To cut a long story short
So to cut a long blog post short, I’ve worked my arse off for twenty years. I did so because there was a massive opportunity to make money betting on sports for the first time, hopefully not for the last!
I started before anybody knew the opportunity existed and designed software when there was hardly any software for Betfair and no API. All because I knew that was what needed to happen.
I’ve now devoted a large part of my life to studying and understanding how markets are priced and function.
But more importantly, I’ve put my money where my mouth is and bet an incredible amount on that knowledge over the last twenty years. My aim was to do something special that nobody had done before, perhaps, something that wouldn’t be easily replicated.
It’s a strange job, but true.
What I‘m not going to do anymore
I’ve thoroughly enjoyed the last two decades, and I’ve been happy to positively promote exchange betting and Betfair trading, even though I get no direct reward for doing so. The most straightforward way was to show people what I do and why.

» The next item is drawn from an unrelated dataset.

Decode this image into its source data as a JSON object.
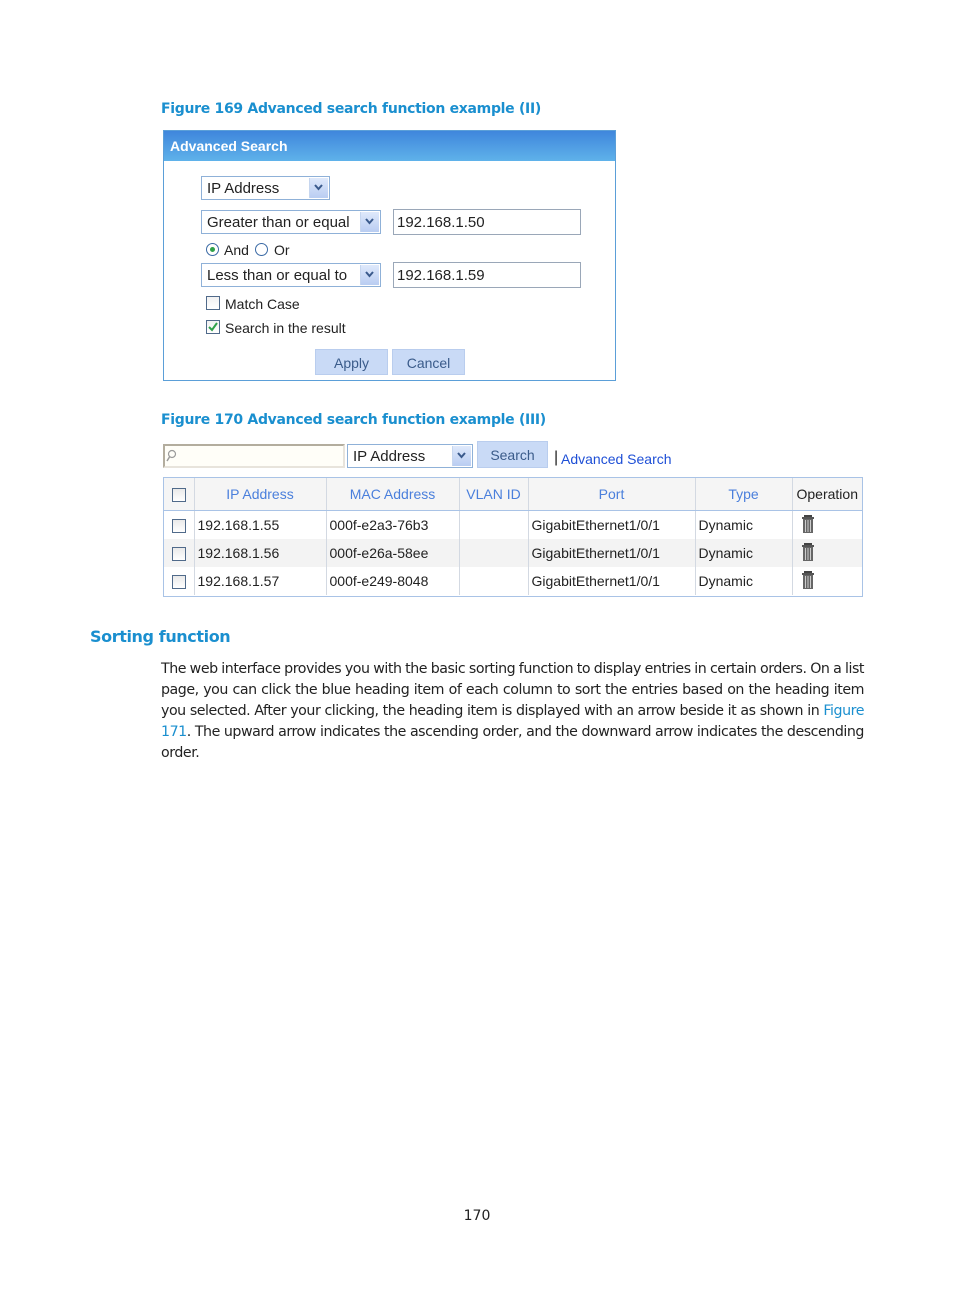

It’s the first time ever that a betting platform has allowed you to make money. Each week you see stories about people being restricted, blocked or limited and here was the perfect answer to that, right under their noses. If you wanted to bet seriously, this was the way to do it!
When I try and offer advice, I’m doing so from years of experience and risking a ton of money on it.
Of course, summarising all those years into a digestible parcel of knowledge is pretty tricky; it’s impossible. That leaves it open to interpretation. Here we get to the crux of what I’m giving up this year.
If you want to engage with me positively and ask questions about why I said or recommended something, I’m happy to engage. After all, it’s what I wanted many years ago when I found people I wanted to learn from.
But if you want to be critical or engage negatively, I’m giving up trying to convince you otherwise of your views. Another important thing I’ve learnt over twenty years is just how fruitless it can be to try and convince somebody to change their mind. If you differ, that’s fine. I’ve no problem with that, good luck to you, and I hope you make it work.
But I said whatever I did for valid reasons.
It’s perfectly OK to have a different viewpoint from somebody else; that’s what makes a market. Better still, the market judges whether you are right or not. If you disagree with something I’ve said, you may consider why you missed what I was trying to say, as that may give you deeper insight.
The market is a great place to test your theories, and you get immediate feedback on their effectiveness!
I often feel I’ve overshared, so it’s always surprising when people react negatively to something you had second thoughts about publishing. It was an excellent lesson to understand the deeper level at which the market works.